The following steps explain how you can create a synchronous consumer that consumes a message from a queue. Obtain a connection factory and a topic using JNDI lookups or injection. Create a JMSContext object using the connection factory. Create a javax.jms.JMSConsumer using the JMSContext object. Loop and call the receive() method, or in this case, receive body on the consumer object. The receive methods block if the queue is empty and wait for a message to arrive. Here, the infinite loop waits for other messages to arrive. Let's take a look at the sample code: try. Looks up the administered objects. Asynchronous consumption is based on event handling. 

A client can register an object including itself that implements the MessageListener interface. A MessageListener is an object that acts as an asynchronous event handler for messages. As messages arrive, the provider delivers them by calling the listeners onMessage method, which takes one argument of type message. With this event model, the consumer doesn't need to loop indefinitely to receive a message. MDBs use this event model. The following steps describe the process used to create an asynchronous message listener. The class implements the javax.jms.MessageListener  interface, which defines a single method called onMessage. Obtain a connection factory and a topic using JNDI lookups or injection. Create a javax.jms.JMSConsumer using the JMS context object.

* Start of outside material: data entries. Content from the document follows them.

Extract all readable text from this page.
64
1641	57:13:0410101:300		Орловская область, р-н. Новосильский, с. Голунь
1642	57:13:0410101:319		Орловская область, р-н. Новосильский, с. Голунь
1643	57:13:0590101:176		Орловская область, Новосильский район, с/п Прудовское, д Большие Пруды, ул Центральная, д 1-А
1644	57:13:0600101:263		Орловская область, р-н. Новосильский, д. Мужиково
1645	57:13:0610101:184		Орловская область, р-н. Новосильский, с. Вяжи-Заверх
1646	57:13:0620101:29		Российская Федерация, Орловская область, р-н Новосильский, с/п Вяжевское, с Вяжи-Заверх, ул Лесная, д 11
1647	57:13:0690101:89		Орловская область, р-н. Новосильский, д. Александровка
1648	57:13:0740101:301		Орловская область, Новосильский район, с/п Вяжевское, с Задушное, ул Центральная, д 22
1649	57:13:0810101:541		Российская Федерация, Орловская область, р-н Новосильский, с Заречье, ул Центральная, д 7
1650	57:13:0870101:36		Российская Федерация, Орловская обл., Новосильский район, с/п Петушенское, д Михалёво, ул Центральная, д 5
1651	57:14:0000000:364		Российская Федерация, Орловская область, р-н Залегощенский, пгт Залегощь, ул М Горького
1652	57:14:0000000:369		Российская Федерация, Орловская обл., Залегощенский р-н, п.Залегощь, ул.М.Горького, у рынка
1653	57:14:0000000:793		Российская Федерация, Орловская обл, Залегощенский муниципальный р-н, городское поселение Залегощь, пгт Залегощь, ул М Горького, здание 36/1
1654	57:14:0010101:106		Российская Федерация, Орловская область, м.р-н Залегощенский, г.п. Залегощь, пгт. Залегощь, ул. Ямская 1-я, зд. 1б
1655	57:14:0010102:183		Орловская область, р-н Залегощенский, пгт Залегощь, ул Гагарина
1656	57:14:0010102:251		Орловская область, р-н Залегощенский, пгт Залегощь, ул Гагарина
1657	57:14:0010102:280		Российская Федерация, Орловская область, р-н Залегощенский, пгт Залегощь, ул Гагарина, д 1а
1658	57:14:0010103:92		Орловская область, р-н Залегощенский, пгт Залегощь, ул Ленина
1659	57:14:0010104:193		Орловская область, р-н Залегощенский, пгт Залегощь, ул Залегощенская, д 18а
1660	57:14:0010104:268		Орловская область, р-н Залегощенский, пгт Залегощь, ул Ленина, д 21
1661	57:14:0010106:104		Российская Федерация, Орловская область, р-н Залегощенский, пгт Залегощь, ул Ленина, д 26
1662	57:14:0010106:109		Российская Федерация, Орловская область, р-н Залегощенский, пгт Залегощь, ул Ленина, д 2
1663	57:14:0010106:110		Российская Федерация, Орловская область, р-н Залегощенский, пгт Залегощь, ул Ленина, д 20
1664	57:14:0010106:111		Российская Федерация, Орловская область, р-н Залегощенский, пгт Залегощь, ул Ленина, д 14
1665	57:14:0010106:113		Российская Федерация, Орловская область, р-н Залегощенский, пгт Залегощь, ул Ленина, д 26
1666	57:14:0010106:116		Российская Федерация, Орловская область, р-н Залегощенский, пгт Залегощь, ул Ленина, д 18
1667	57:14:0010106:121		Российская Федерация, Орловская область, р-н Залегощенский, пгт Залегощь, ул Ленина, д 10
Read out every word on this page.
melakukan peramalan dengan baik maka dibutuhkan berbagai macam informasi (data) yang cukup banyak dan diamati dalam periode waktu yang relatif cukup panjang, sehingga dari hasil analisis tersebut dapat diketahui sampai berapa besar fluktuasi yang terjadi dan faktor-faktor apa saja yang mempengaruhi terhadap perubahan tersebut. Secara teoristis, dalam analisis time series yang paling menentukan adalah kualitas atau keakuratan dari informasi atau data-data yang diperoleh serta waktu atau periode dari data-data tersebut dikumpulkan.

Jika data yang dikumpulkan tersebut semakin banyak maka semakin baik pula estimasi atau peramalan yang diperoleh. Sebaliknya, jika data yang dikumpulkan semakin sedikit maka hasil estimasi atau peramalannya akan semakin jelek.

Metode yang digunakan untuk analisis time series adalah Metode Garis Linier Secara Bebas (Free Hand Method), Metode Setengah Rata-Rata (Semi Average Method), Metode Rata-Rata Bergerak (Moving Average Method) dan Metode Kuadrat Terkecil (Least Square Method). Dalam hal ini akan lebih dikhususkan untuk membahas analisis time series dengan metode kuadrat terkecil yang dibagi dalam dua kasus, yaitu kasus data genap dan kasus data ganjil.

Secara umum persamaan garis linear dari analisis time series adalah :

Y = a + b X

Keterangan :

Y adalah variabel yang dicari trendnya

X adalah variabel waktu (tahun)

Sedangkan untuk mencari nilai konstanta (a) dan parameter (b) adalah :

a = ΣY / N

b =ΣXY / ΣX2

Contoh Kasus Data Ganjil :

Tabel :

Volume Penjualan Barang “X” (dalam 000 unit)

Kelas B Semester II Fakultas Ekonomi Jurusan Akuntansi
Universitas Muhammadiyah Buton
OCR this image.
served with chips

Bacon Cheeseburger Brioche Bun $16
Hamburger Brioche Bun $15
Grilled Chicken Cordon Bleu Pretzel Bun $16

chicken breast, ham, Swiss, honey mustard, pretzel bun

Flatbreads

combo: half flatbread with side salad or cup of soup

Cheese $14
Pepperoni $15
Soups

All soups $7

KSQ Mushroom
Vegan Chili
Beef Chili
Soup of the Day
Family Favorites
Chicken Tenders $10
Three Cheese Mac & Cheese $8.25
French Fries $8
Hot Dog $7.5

Call the setMessageListener() method, passing an instance of a MessageListener interface. Implement the onMessage() method and process the received message. Each time a message arrives, the provider will invoke this method passing the method. Let's take a look at this sample code: public class Listener implements MessageListener; try gets the jndiContext. Looks up the administered objects. Try JMSContext equal. Catch (NamingException). System.out.println("Async Message received"). So, that's it. Hope to see you in our next lesson. Have a nice day.